Platón. La República

No cabe duda de que Juan Carlos de Borbón ha perdido el anillo de Giges. El Señor ya no puede conseguir la invisibilidad de la que gozó durante todo su reinado. Fue Platón, precisamente en su obra 'La República', el que transmite el mito del anillo que el pastor Giges encontró en un cadáver y que sólo con voltearlo en el dedo le permitía volverse invisible para que todas sus acciones, así realizadas, no fueran percibidas. En el momento en que estuvo seguro de este poder, fue a palacio sedujo a la reina, mató al rey y se apropió del reino entero. En su diálogo, el filósofo ateniense ejemplificaba cómo el ser humano variaría considerablemente su actuación moral según fuera ésta conocida y juzgada o si, por el contrario, estuviera seguro de que nadie iba a ser testigo de la misma. Este mito ha inspirado muchas reflexiones, de la que quizá la más conocida es la adaptación realizada por Tolkien.

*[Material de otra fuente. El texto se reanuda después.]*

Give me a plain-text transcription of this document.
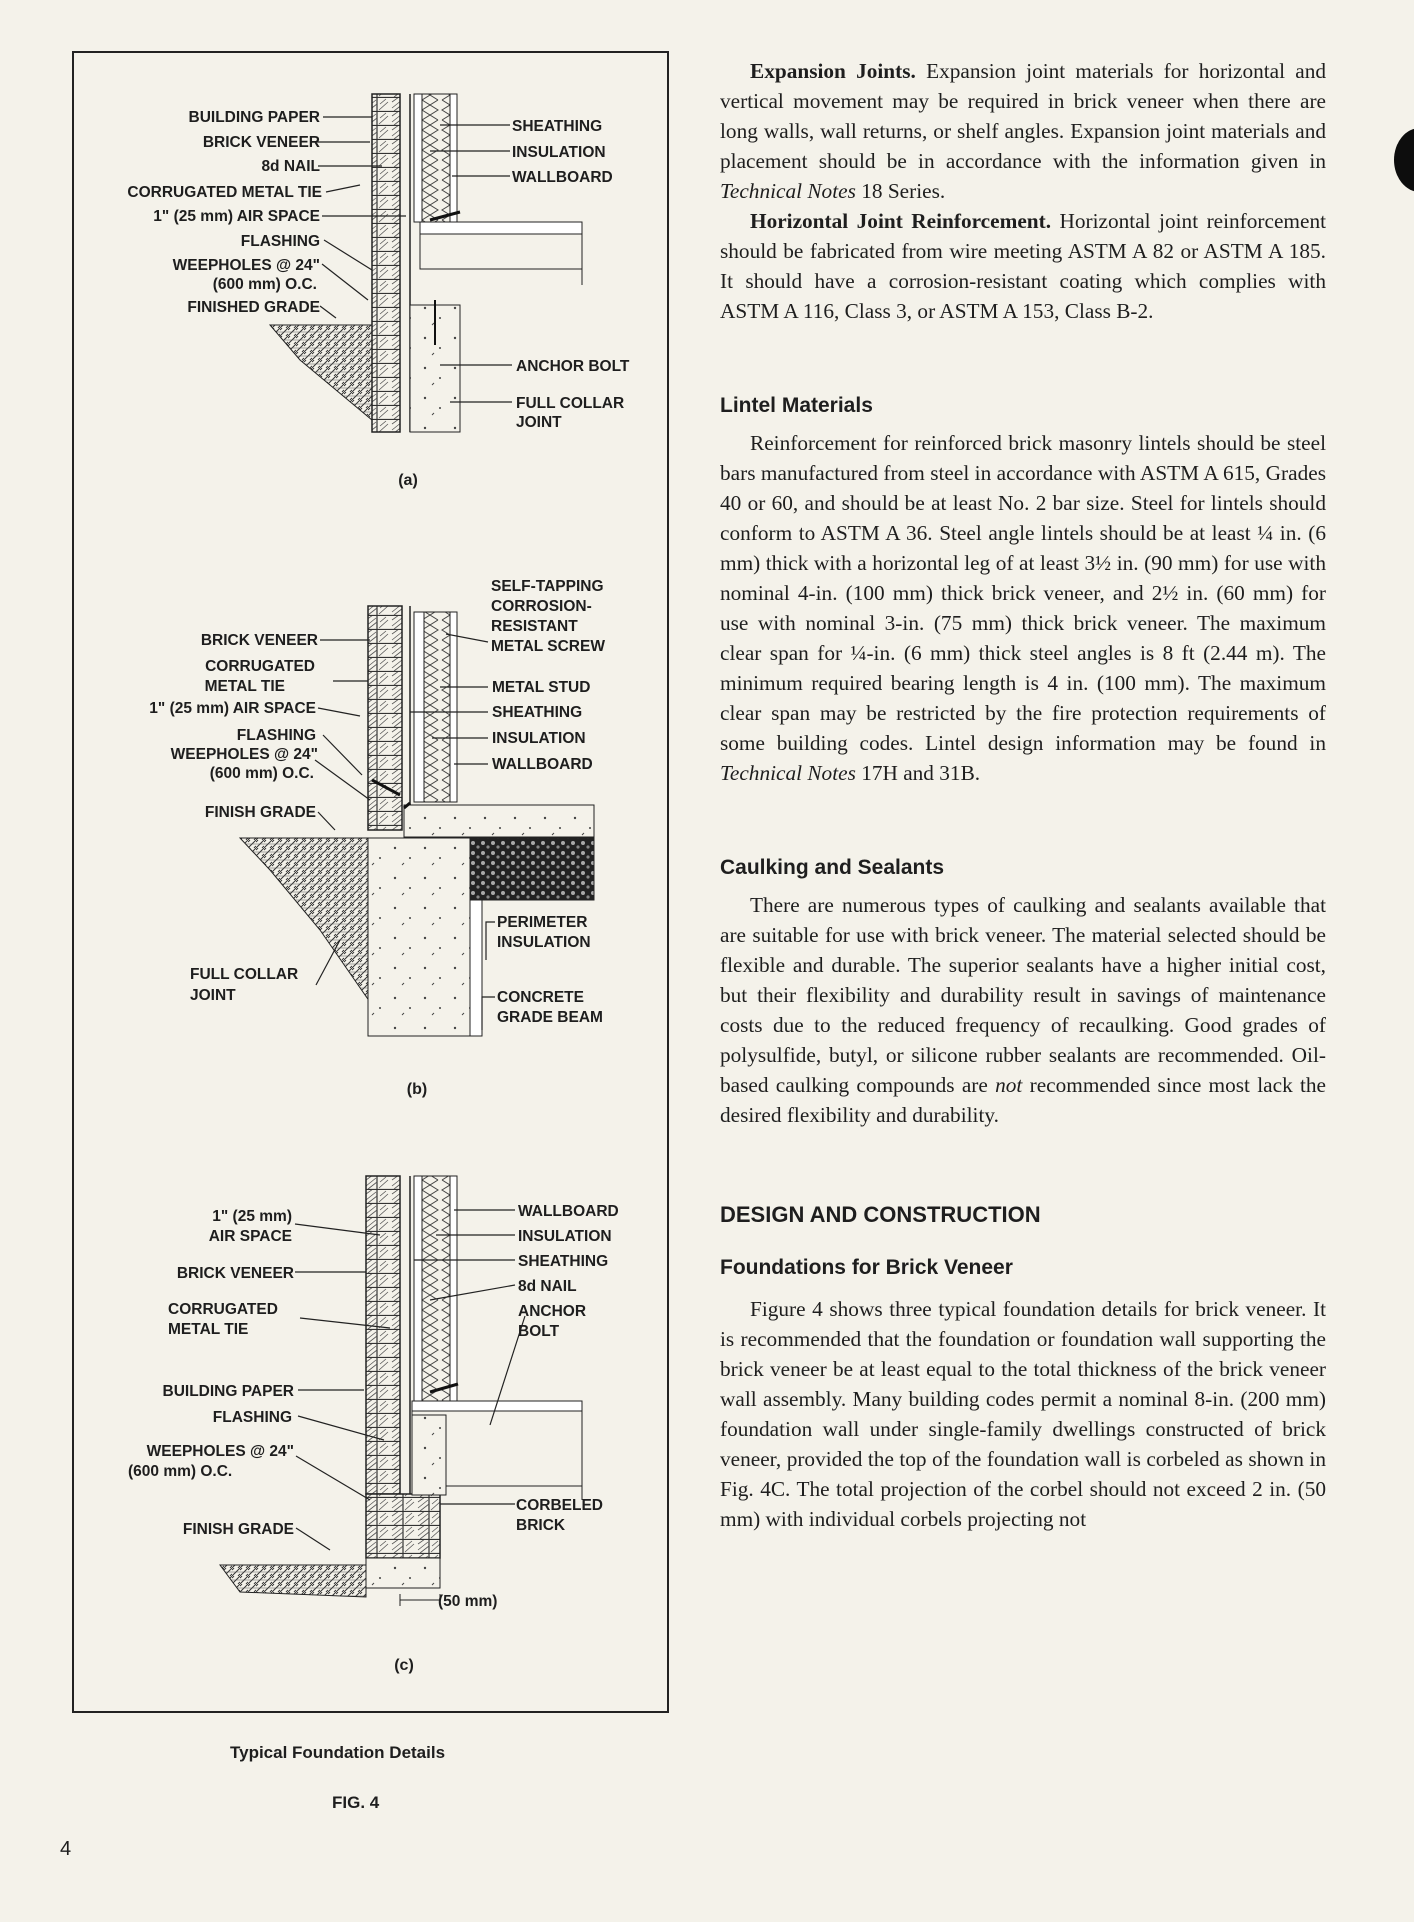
BUILDING PAPER
BRICK VENEER
8d NAIL
CORRUGATED METAL TIE
1" (25 mm) AIR SPACE
FLASHING
WEEPHOLES @ 24"
(600 mm) O.C.
FINISHED GRADE
SHEATHING
INSULATION
WALLBOARD
ANCHOR BOLT
FULL COLLAR
JOINT
(a)
BRICK VENEER
CORRUGATED
METAL TIE
1" (25 mm) AIR SPACE
FLASHING
WEEPHOLES @ 24"
(600 mm) O.C.
FINISH GRADE
FULL COLLAR
JOINT
SELF-TAPPING
CORROSION-
RESISTANT
METAL SCREW
METAL STUD
SHEATHING
INSULATION
WALLBOARD
PERIMETER
INSULATION
CONCRETE
GRADE BEAM
(b)
1" (25 mm)
AIR SPACE
BRICK VENEER
CORRUGATED
METAL TIE
BUILDING PAPER
FLASHING
WEEPHOLES @ 24"
(600 mm) O.C.
FINISH GRADE
WALLBOARD
INSULATION
SHEATHING
8d NAIL
ANCHOR
BOLT
CORBELED
BRICK
(50 mm)
(c)
Typical Foundation Details
FIG. 4
4

Expansion Joints. Expansion joint materials for horizontal and vertical movement may be required in brick veneer when there are long walls, wall returns, or shelf angles. Expansion joint materials and placement should be in accordance with the information given in Technical Notes 18 Series.

Horizontal Joint Reinforcement. Horizontal joint reinforcement should be fabricated from wire meeting ASTM A 82 or ASTM A 185. It should have a corrosion-resistant coating which complies with ASTM A 116, Class 3, or ASTM A 153, Class B-2.

Lintel Materials

Reinforcement for reinforced brick masonry lintels should be steel bars manufactured from steel in accordance with ASTM A 615, Grades 40 or 60, and should be at least No. 2 bar size. Steel for lintels should conform to ASTM A 36. Steel angle lintels should be at least ¼ in. (6 mm) thick with a horizontal leg of at least 3½ in. (90 mm) for use with nominal 4-in. (100 mm) thick brick veneer, and 2½ in. (60 mm) for use with nominal 3-in. (75 mm) thick brick veneer. The maximum clear span for ¼-in. (6 mm) thick steel angles is 8 ft (2.44 m). The minimum required bearing length is 4 in. (100 mm). The maximum clear span may be restricted by the fire protection requirements of some building codes. Lintel design information may be found in Technical Notes 17H and 31B.

Caulking and Sealants

There are numerous types of caulking and sealants available that are suitable for use with brick veneer. The material selected should be flexible and durable. The superior sealants have a higher initial cost, but their flexibility and durability result in savings of maintenance costs due to the reduced frequency of recaulking. Good grades of polysulfide, butyl, or silicone rubber sealants are recommended. Oil-based caulking compounds are not recommended since most lack the desired flexibility and durability.

DESIGN AND CONSTRUCTION
Foundations for Brick Veneer

Figure 4 shows three typical foundation details for brick veneer. It is recommended that the foundation or foundation wall supporting the brick veneer be at least equal to the total thickness of the brick veneer wall assembly. Many building codes permit a nominal 8-in. (200 mm) foundation wall under single-family dwellings constructed of brick veneer, provided the top of the foundation wall is corbeled as shown in Fig. 4C. The total projection of the corbel should not exceed 2 in. (50 mm) with individual corbels projecting not
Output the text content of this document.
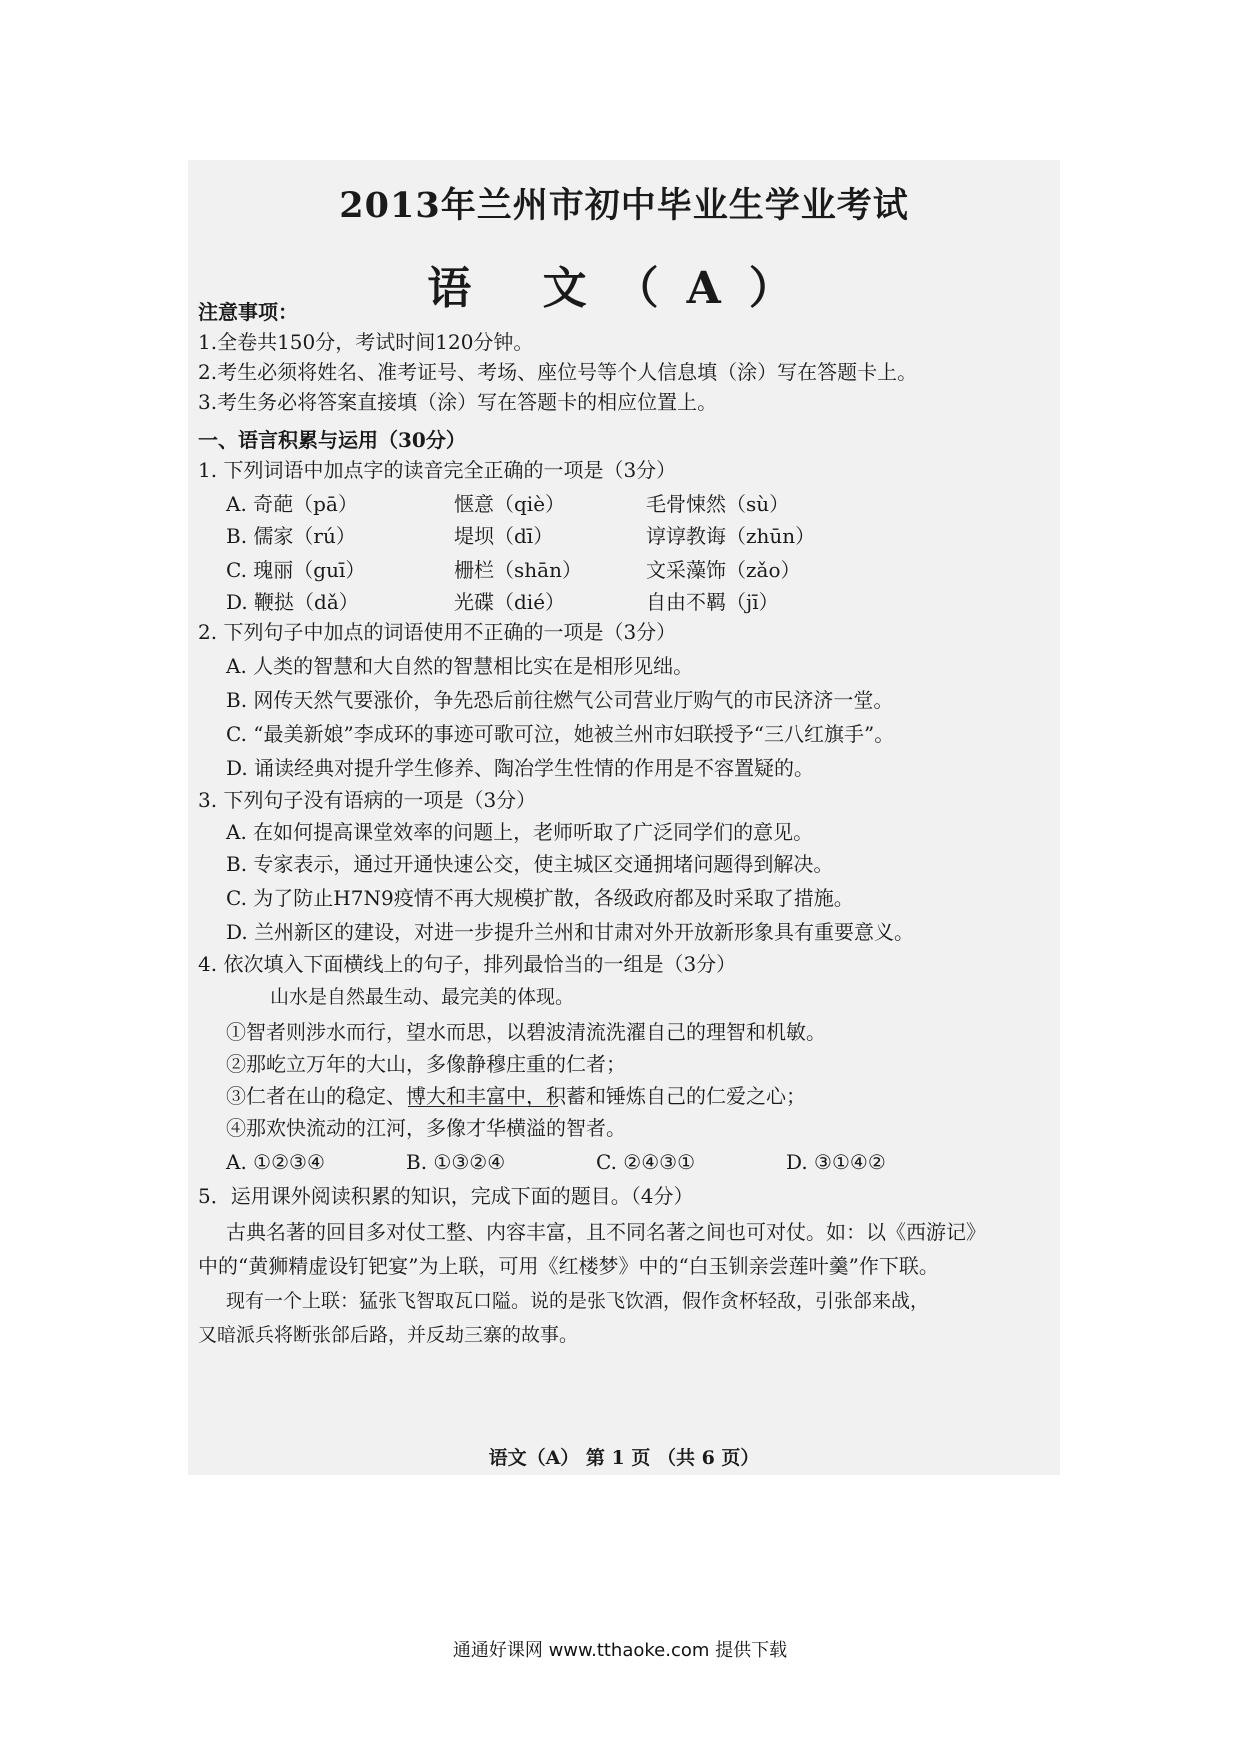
2013年兰州市初中毕业生学业考试
语 文（A）
注意事项：
1.全卷共150分，考试时间120分钟。
2.考生必须将姓名、准考证号、考场、座位号等个人信息填（涂）写在答题卡上。
3.考生务必将答案直接填（涂）写在答题卡的相应位置上。
一、语言积累与运用（30分）
1. 下列词语中加点字的读音完全正确的一项是（3分）
A. 奇葩（pā）	惬意（qiè）	毛骨悚然（sù）
B. 儒家（rú）	堤坝（dī）	谆谆教诲（zhūn）
C. 瑰丽（guī）	栅栏（shān）	文采藻饰（zǎo）
D. 鞭挞（dǎ）	光碟（dié）	自由不羁（jī）
2. 下列句子中加点的词语使用不正确的一项是（3分）
A. 人类的智慧和大自然的智慧相比实在是相形见绌。
B. 网传天然气要涨价，争先恐后前往燃气公司营业厅购气的市民济济一堂。
C. “最美新娘”李成环的事迹可歌可泣，她被兰州市妇联授予“三八红旗手”。
D. 诵读经典对提升学生修养、陶冶学生性情的作用是不容置疑的。
3. 下列句子没有语病的一项是（3分）
A. 在如何提高课堂效率的问题上，老师听取了广泛同学们的意见。
B. 专家表示，通过开通快速公交，使主城区交通拥堵问题得到解决。
C. 为了防止H7N9疫情不再大规模扩散，各级政府都及时采取了措施。
D. 兰州新区的建设，对进一步提升兰州和甘肃对外开放新形象具有重要意义。
4. 依次填入下面横线上的句子，排列最恰当的一组是（3分）
山水是自然最生动、最完美的体现。
①智者则涉水而行，望水而思，以碧波清流洗濯自己的理智和机敏。
②那屹立万年的大山，多像静穆庄重的仁者；
③仁者在山的稳定、博大和丰富中，积蓄和锤炼自己的仁爱之心；
④那欢快流动的江河，多像才华横溢的智者。
A. ①②③④	B. ①③②④	C. ②④③①	D. ③①④②
5．运用课外阅读积累的知识，完成下面的题目。（4分）
古典名著的回目多对仗工整、内容丰富，且不同名著之间也可对仗。如：以《西游记》
中的“黄狮精虚设钉钯宴”为上联，可用《红楼梦》中的“白玉钏亲尝莲叶羹”作下联。
现有一个上联：猛张飞智取瓦口隘。说的是张飞饮酒，假作贪杯轻敌，引张郃来战，
又暗派兵将断张郃后路，并反劫三寨的故事。
语文（A） 第 1 页 （共 6 页）
通通好课网 www.tthaoke.com 提供下载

El anillo de Giges del rey emérito se empezó a construir con el miedo de la transición y se forjó después con la aquiescencia de políticos, empresarios, periodistas y cortesanos varios de un monarca que presumía de no tener Corte. En la villa, sin embargo, eran muchos los que de siempre han sabido que Juan Carlos I giraba su anillo en el dedo cada vez con mayor frecuencia y cada vez con mayor atrevimiento. Mientras el rey jugueteaba con los principios morales, no sólo privados sino públicos, y se mofaba impune de aquellos atinentes a la propia ejemplaridad de la monarquía, el resto de los responsables institucionales confiaban en el poder del anillo, que su silencio y devoción había forjado, para evitar cualquier turbulencia. El propio monarca manifestó más de una vez a sus íntimos ser conocedor de que el pueblo español perdonaba muy bien las cosas de la cintura para abajo pero muy poco las de cintura para arriba, sobre todo las de la billetera. Siguió, sin embargo, cubriéndose con el manto de invisibilidad para darle duro a ambas. Ahora que el poder del anillo de Giges se ha perdido, el monarca se ha quedado desnudo frente a su pueblo y eso ya no tiene ningún remedio.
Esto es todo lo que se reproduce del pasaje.